Please notice that the post-filter for the W channel is scaled down by 3 dB (the coefficients are multplied by 0.707), so that the resulting W channel will be gain-reduced, as the standard B-format signal is expected to be.
At the end, we have 8 numerical filters, which are in the form of FIR filters (impulse responses) of suitable lenght, typically between 2048 and 8192 samples (depending on the low.-frequency limit of the analysis and on the sampling rate). These are shown here (the first 4 are the pre-filters, one for each capsule, and the last 4 are the post filters):
It can be interesting to show here the frequency response (magnitude & phase) of the 4 post-filters, which theoretically should be very close to the theoretical ones, which have been described previously:
It can be seen how these frequency responses are quite different from the theoretical ones...
These 8 filters (4 pre-filters, each per capsule, and 4 post-filters, each per output channel) should be used as follows:
For performing this filtering/matrixing/filtering in real time, while recording with an A-format microphone, a fast multichannel convolver is needed. Now a freeware solution does exists, the Convolver-VST open-source program. This plugin can be loaded with an 8-channels WAV file, containing the 8 filters obtained from the measurements.
Of course, after having performed the first 4 pre-filters, the signals must be matrixed before being passed through the second group of 4 post-filters.
AudioMulch or Plogue Bidule can be used as host programs.
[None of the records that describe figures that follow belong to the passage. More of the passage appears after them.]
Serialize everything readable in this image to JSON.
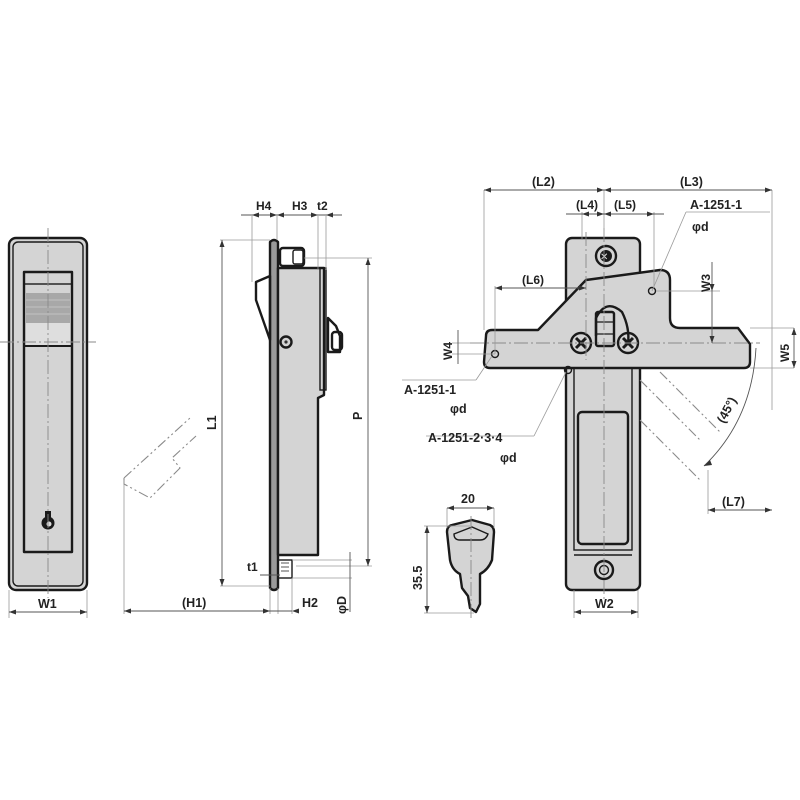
{
  "drawing": {
    "colors": {
      "outline": "#1a1a1a",
      "body_fill": "#d4d4d4",
      "dimension_line": "#555555",
      "center_line": "#8a8a8a",
      "background": "#ffffff"
    },
    "front_view": {
      "dimensions": {
        "width": "W1"
      }
    },
    "side_view": {
      "dimensions": {
        "top": [
          "H4",
          "H3",
          "t2"
        ],
        "length": "L1",
        "pitch": "P",
        "bottom": [
          "(H1)",
          "H2",
          "t1"
        ],
        "diameter": "φD"
      }
    },
    "rear_view": {
      "dimensions": {
        "top_overall_left": "(L2)",
        "top_overall_right": "(L3)",
        "top_inner_left": "(L4)",
        "top_inner_right": "(L5)",
        "arm_offset": "(L6)",
        "arm_end": "(L7)",
        "angle": "(45°)",
        "w2": "W2",
        "w3": "W3",
        "w4": "W4",
        "w5": "W5"
      },
      "callouts": [
        {
          "part": "A-1251-1",
          "dim": "φd"
        },
        {
          "part": "A-1251-1",
          "dim": "φd"
        },
        {
          "part": "A-1251-2·3·4",
          "dim": "φd"
        }
      ]
    },
    "key_view": {
      "dimensions": {
        "width": "20",
        "height": "35.5"
      }
    }
  }
}
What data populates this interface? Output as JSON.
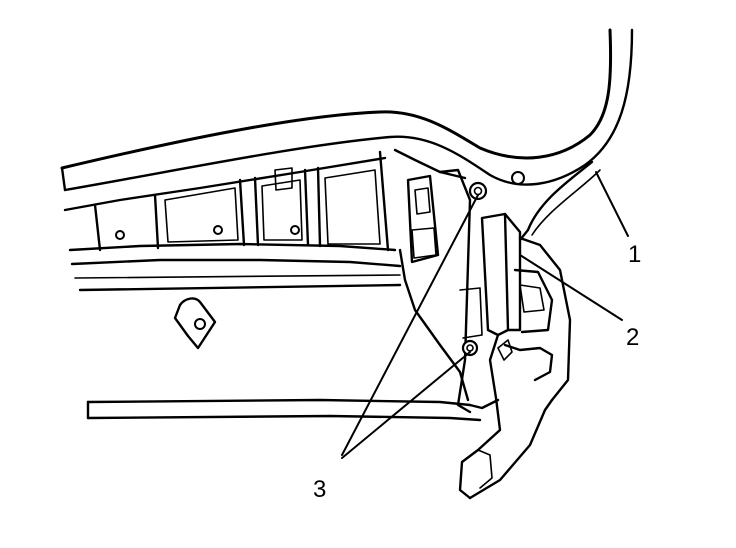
{
  "diagram": {
    "callouts": [
      {
        "id": "1",
        "label": "1"
      },
      {
        "id": "2",
        "label": "2"
      },
      {
        "id": "3",
        "label": "3"
      }
    ]
  }
}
In the example shown here, AudioMulch was employed.
The problem with Audiomulch is that its 4x4 matrix does not allow for specifying polarity-inversion. If the 4x4 matrix module had been capable of this, it would be possible to employ the following processing scheme (called "contraption" in AudioMulch):
Which is quite simple to understand. In the matrix, black square means positive signal and red square means polarity-reversed (negative signal).
This will be hopefully implemented in the next revision of Audiomulch.
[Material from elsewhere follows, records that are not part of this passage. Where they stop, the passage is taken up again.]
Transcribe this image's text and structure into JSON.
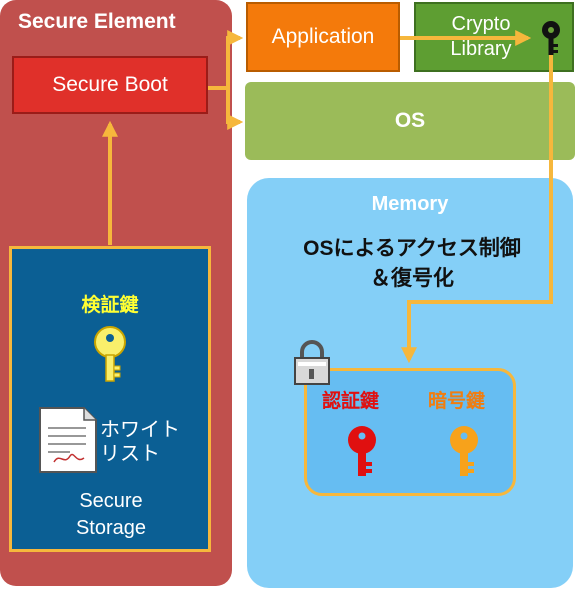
{
  "secure_element": {
    "title": "Secure Element",
    "boot_label": "Secure Boot"
  },
  "storage": {
    "verify_key_label": "検証鍵",
    "whitelist_line1": "ホワイト",
    "whitelist_line2": "リスト",
    "storage_line1": "Secure",
    "storage_line2": "Storage"
  },
  "application": {
    "label": "Application"
  },
  "crypto_library": {
    "line1": "Crypto",
    "line2": "Library"
  },
  "os": {
    "label": "OS"
  },
  "memory": {
    "title": "Memory",
    "access_line1": "OSによるアクセス制御",
    "access_line2": "＆復号化",
    "auth_key_label": "認証鍵",
    "crypt_key_label": "暗号鍵"
  },
  "colors": {
    "secure_element_bg": "#c0504d",
    "secure_boot_bg": "#e0302a",
    "storage_bg": "#0b5f94",
    "application_bg": "#f47a0b",
    "crypto_bg": "#5e9e32",
    "os_bg": "#9bbb59",
    "memory_bg": "#84cff7",
    "arrow": "#f6b73c"
  },
  "icons": [
    "yellow-key-icon",
    "whitelist-document-icon",
    "lock-icon",
    "red-key-icon",
    "orange-key-icon",
    "black-key-icon"
  ]
}
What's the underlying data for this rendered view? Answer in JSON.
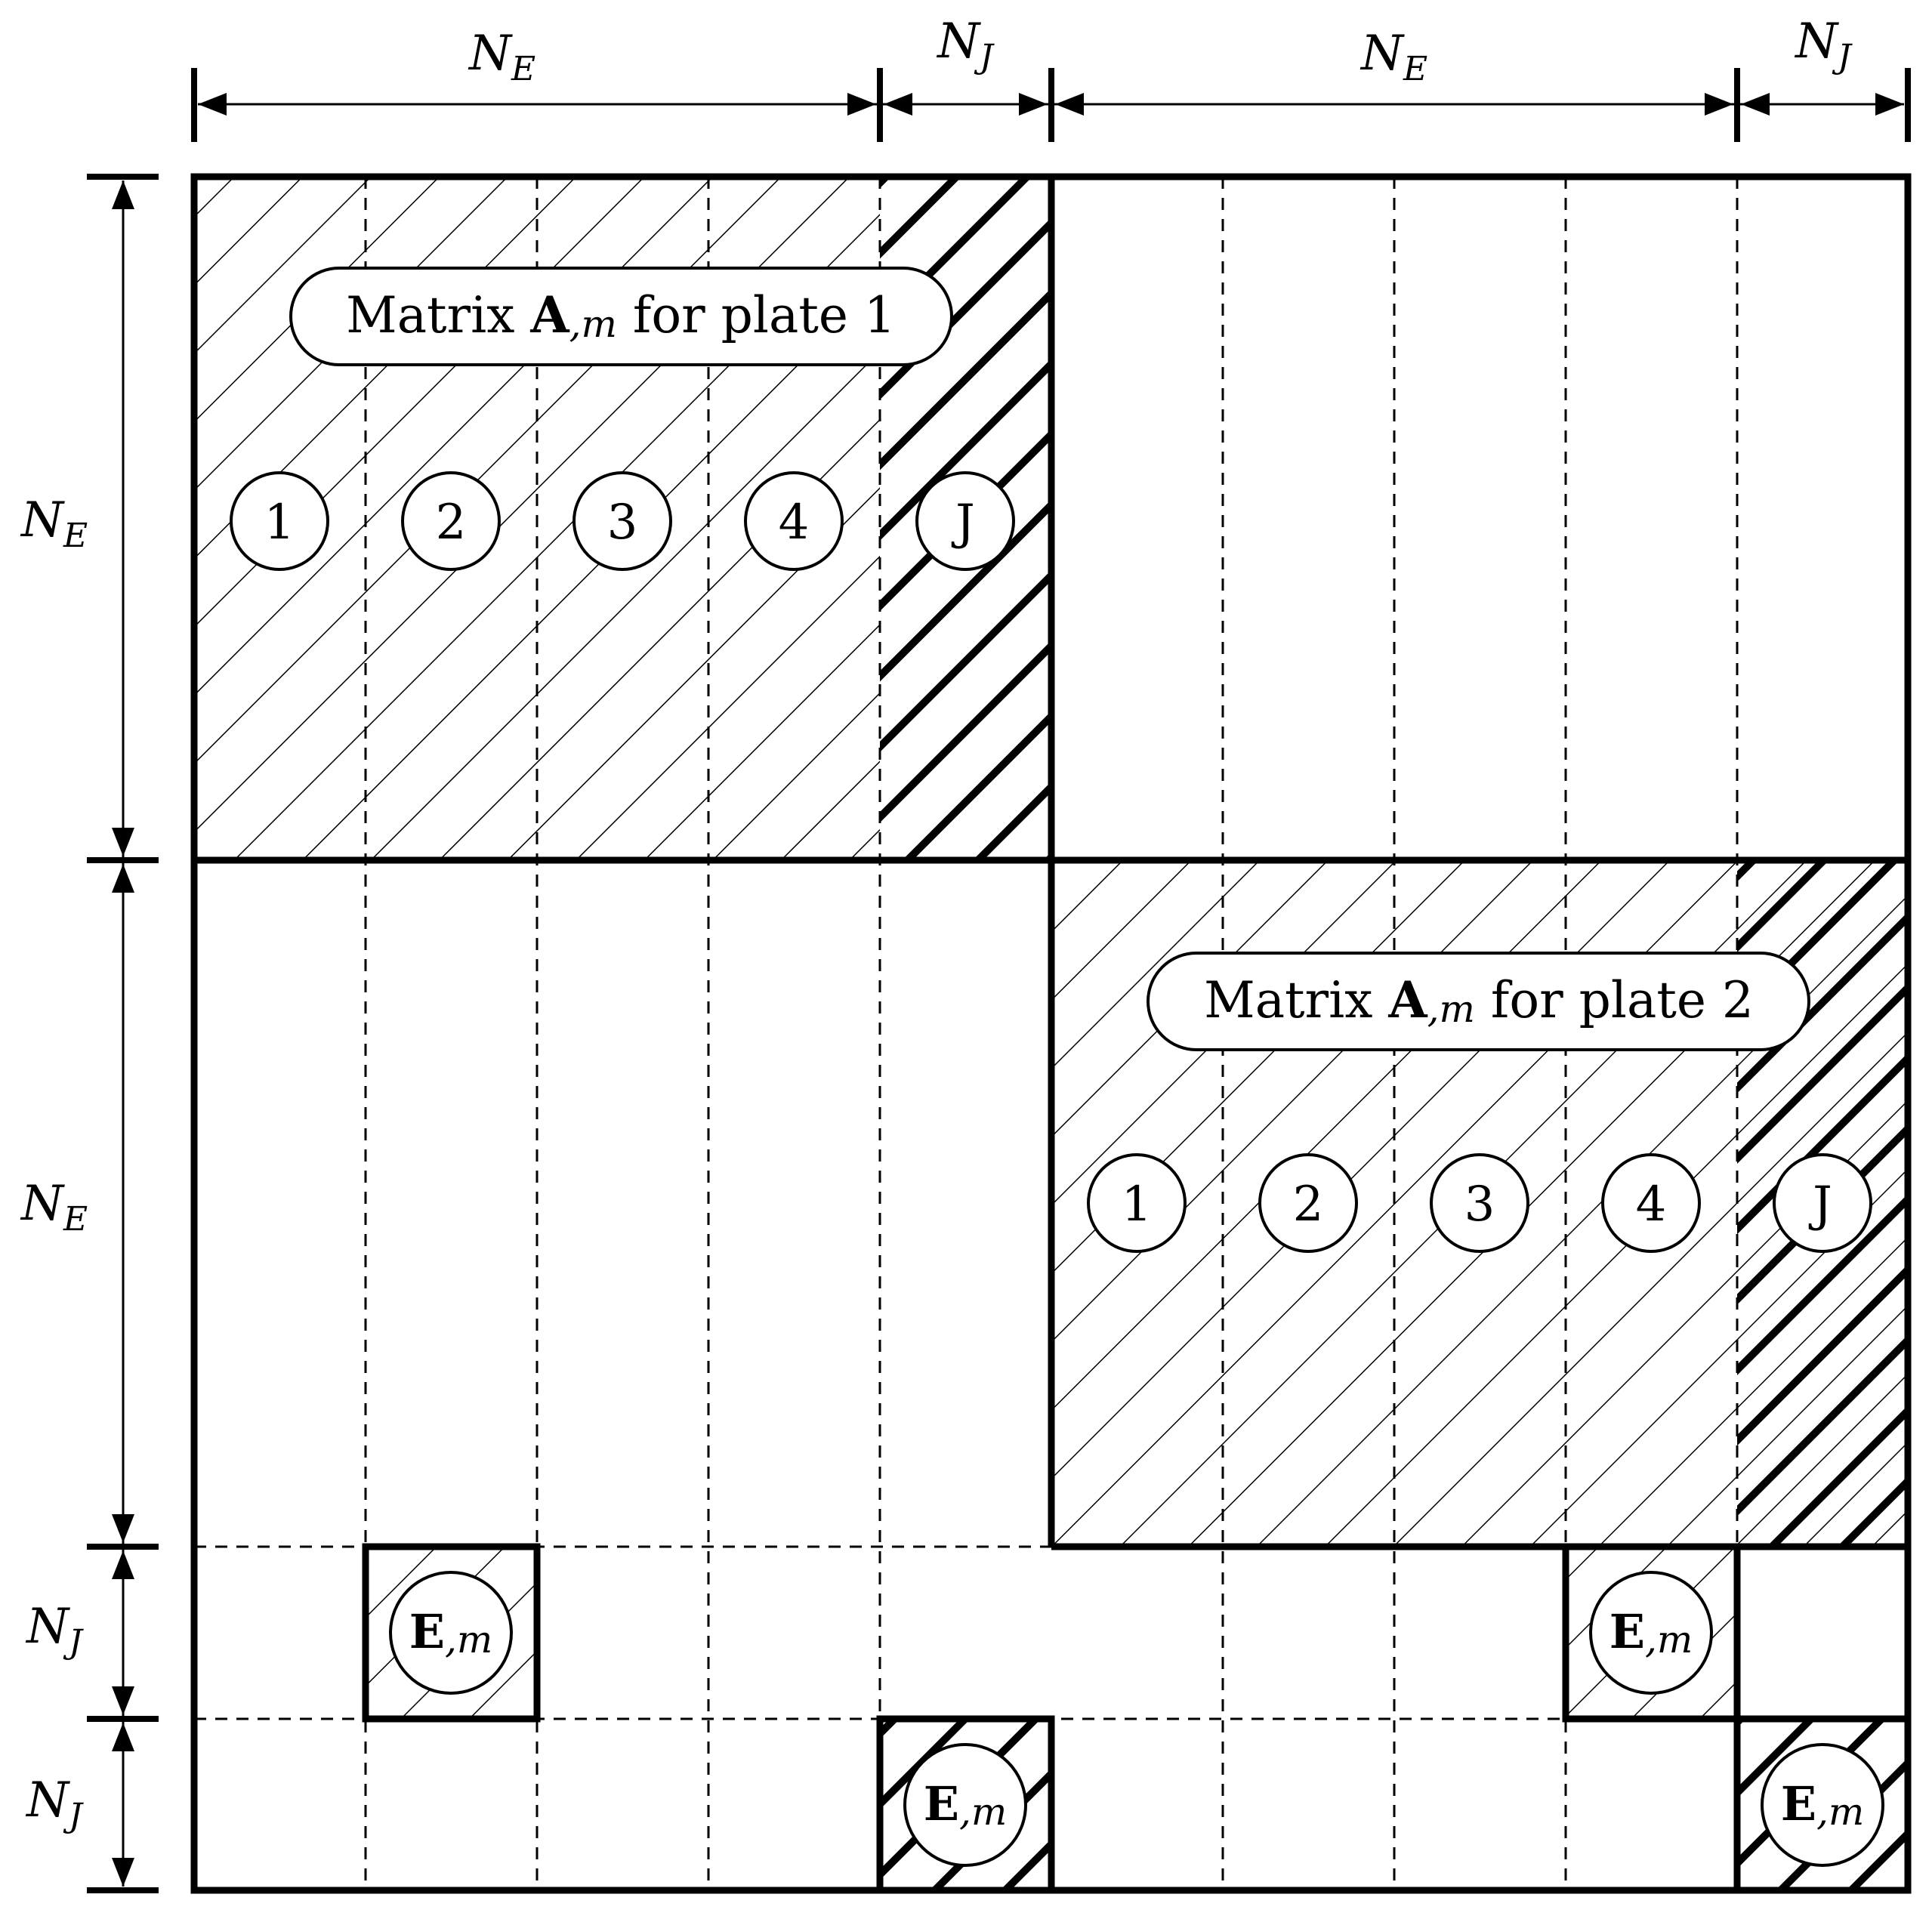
{
  "colors": {
    "ink": "#000000",
    "background": "#ffffff"
  },
  "dimensions": {
    "ne_main": "N",
    "ne_sub": "E",
    "nj_main": "N",
    "nj_sub": "J"
  },
  "blocks": {
    "plate1": {
      "title_prefix": "Matrix ",
      "title_bold": "A",
      "title_sub": ",m",
      "title_suffix": " for plate 1",
      "circles": [
        "1",
        "2",
        "3",
        "4",
        "J"
      ]
    },
    "plate2": {
      "title_prefix": "Matrix ",
      "title_bold": "A",
      "title_sub": ",m",
      "title_suffix": " for plate 2",
      "circles": [
        "1",
        "2",
        "3",
        "4",
        "J"
      ]
    },
    "e_block": {
      "bold": "E",
      "sub": ",m"
    }
  }
}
In the meanwhile, as the current matrixes in Audiomulch only allow to specify positive signals, it is necessary to create "externally" polarity-reversed signals, and employing half of an 8x8 matrix for performing the required processing, as shown in the following picture:
In this case, the inputs n. 5..8 of the matrix are fed with inverted (polarity-reversed) versions of the 4 signals coming out from the first 4 channels of Convolver-VST (performing the convolution with pre-filters).
After matrixing, the 4 signals are sent back to the Convolver-VST plugin (inputs n. 5..8), which applies the post-filters and outputs the wanted WXYZ signals.
The CPU load shown on the above pictures is around 19%. This was benchmarked on a laptop computer featuring a Pentium-M 740 processor (1.73 GHz). This leaves enough CPU power for performing other tasks, such as monitoring the signals by means of Visual Virtual Microphone, saving the B.format stream to disk, etc...
All the files required for performing the processing (Audiomulch AMH file containing the patchwork, the 8 FIR filters for my DPA-4 microphone, and the Excel spreadheet employed for plotting the frequency responses of theoretical and experimental post-filters) can be downloaded from this directory.
For more information about measurement technique and computation of the inverse filters for your own A-format microphone, you can contact Angelo Farina.
Notice: the Soundfield technology was patented by Gerzon and Craven (US patent n.4,042,779) in 1974-75, but this patent is now expired. So the technology described here can be freely employed by everyone. The numerical approach for performing the required filtering, based on impulse response measurements on the actual microphone, is substantially new. However, as this web page, published in Italy, is considered equivalent to a written publication, this web page makes it impossible for everyone to file a patent, claiming exclusive rights on this approach. The author of this web page wants that this technology remains free for everyone. The date of first publication of this web page is 18 October 2006.